The HomeRunner plugin uses REST API endpoints to deliver real-time availability, pricing, and quote data. These responses are different for every guest, every search, and every date range. Caching them returns stale results to subsequent visitors.

Where: WP Rocket → Advanced Rules → Never Cache URL(s)

Add these patterns:

/wp-json/homerunner/(.*)
/wp-json/wp/v2/property(.*)
/?rest_route=/homerunner/(.*)

If your site sits behind Cloudflare, a CDN, or a server-level page cache (FlyWP fastcgi, Varnish, etc.), apply the same exclusions at that layer too. WP Rocket rules do not propagate upstream.

4. Auto-flush WP Rocket when HomeRunner updates #

When the HomeRunner plugin or its template customizer updates, cached pages can keep serving the previous version of templates and styles until the cache is manually cleared.
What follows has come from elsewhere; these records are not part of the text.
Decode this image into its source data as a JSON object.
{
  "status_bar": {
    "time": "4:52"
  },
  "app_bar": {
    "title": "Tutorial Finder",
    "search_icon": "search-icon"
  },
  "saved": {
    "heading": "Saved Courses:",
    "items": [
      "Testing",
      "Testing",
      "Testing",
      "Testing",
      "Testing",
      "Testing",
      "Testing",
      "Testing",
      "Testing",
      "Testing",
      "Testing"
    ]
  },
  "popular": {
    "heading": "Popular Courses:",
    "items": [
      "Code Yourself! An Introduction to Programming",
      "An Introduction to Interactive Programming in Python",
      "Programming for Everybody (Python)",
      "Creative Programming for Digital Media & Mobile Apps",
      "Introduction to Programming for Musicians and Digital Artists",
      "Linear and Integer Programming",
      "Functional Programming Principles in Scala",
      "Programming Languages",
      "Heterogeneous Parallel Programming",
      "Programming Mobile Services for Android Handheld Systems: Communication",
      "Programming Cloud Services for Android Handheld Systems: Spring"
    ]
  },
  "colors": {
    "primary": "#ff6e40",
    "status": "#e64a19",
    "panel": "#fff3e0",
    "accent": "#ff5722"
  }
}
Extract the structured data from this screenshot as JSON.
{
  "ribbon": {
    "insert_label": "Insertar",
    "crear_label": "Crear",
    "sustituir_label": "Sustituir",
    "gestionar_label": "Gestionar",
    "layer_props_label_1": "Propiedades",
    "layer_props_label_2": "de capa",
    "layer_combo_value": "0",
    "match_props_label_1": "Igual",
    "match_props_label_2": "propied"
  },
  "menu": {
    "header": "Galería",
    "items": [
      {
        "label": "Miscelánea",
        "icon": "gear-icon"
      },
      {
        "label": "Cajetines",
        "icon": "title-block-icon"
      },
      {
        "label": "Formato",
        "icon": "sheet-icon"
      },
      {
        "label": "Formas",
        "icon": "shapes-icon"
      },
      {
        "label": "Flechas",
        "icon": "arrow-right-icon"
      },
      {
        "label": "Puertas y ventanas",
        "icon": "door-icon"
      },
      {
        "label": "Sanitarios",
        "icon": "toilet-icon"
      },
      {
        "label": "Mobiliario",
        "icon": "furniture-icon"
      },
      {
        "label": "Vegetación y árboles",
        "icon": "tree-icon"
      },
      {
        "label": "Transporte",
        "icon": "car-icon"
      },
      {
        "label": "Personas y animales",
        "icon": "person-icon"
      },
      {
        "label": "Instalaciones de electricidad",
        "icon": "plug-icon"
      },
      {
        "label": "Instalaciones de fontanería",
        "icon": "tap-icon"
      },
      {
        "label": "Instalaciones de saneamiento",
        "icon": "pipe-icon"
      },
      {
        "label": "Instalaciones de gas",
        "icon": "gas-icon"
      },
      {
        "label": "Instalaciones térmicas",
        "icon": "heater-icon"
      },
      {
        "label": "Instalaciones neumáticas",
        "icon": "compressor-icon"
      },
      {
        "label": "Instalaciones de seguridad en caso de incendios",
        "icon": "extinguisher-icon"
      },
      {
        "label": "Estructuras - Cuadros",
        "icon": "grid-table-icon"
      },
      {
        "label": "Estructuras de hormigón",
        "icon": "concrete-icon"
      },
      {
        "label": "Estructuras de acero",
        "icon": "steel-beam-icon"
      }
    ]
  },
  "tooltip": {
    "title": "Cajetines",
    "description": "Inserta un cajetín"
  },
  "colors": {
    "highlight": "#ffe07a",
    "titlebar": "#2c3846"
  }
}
This snippet flushes the WP Rocket cache automatically whenever a HomeRunner plugin is updated.

Where to add it: Save as wp-content/mu-plugins/wprocket-homerunner-flush.php, or paste into Code Snippets.

<?php
/**
 * Plugin Name: WP Rocket - Flush on HomeRunner Update
 * Description: Clears WP Rocket cache when HomeRunner plugins update.
 */

add_action( 'upgrader_process_complete', function( $upgrader, $hook_extra ) {
    if ( ! function_exists( 'rocket_clean_domain' ) ) {
        return;
    }
    $slugs = [ 'homerunner', 'homerunner-template-customizer', 'homerunner-conversion-kit' ];
    $changed = $hook_extra['plugins'] ?? [];
    foreach ( $changed as $plugin_file ) {
        foreach ( $slugs as $slug ) {
            if ( strpos( $plugin_file, $slug . '/' ) === 0 ) {
                rocket_clean_domain();
                return;
            }
        }
    }
}, 10, 2 );

Verification checklist #

After applying all four sections, walk through this checklist on a property page in a private/incognito window:

  1. Hard refresh the page. The calendar populates within a few seconds.
  2. Open the browser console. No “hkUIkit is not defined” errors appear.
  3. Open the date picker in the explorer or search bar. Dates select correctly.
  4. Click Book. The quote loads and the Book button becomes active.
  5. Update the HomeRunner plugin from the WordPress admin and reload a property page. Template changes are visible without a manual cache clear.

Troubleshooting #

Calendar still hangs on loading after configuration

Test in a fresh incognito window. A stale wordpress_logged_in_* cookie from a prior session can cause the same 403 symptom even after cache settings are correct. If incognito works, clear cookies for the site in your normal browser. This is browser state, not a site bug.

Calendar works for some visitors but not others

Check that your CDN or full-page cache (Cloudflare, FlyWP fastcgi, Varnish) honors the same exclusion rules in section 3. WP Rocket’s “Never Cache URL(s)” only applies at the WP Rocket layer.

Template or design changes still take time to appear

Confirm the snippet from section 4 is active. As a one-time fix, clear the WP Rocket cache manually from the WordPress admin bar.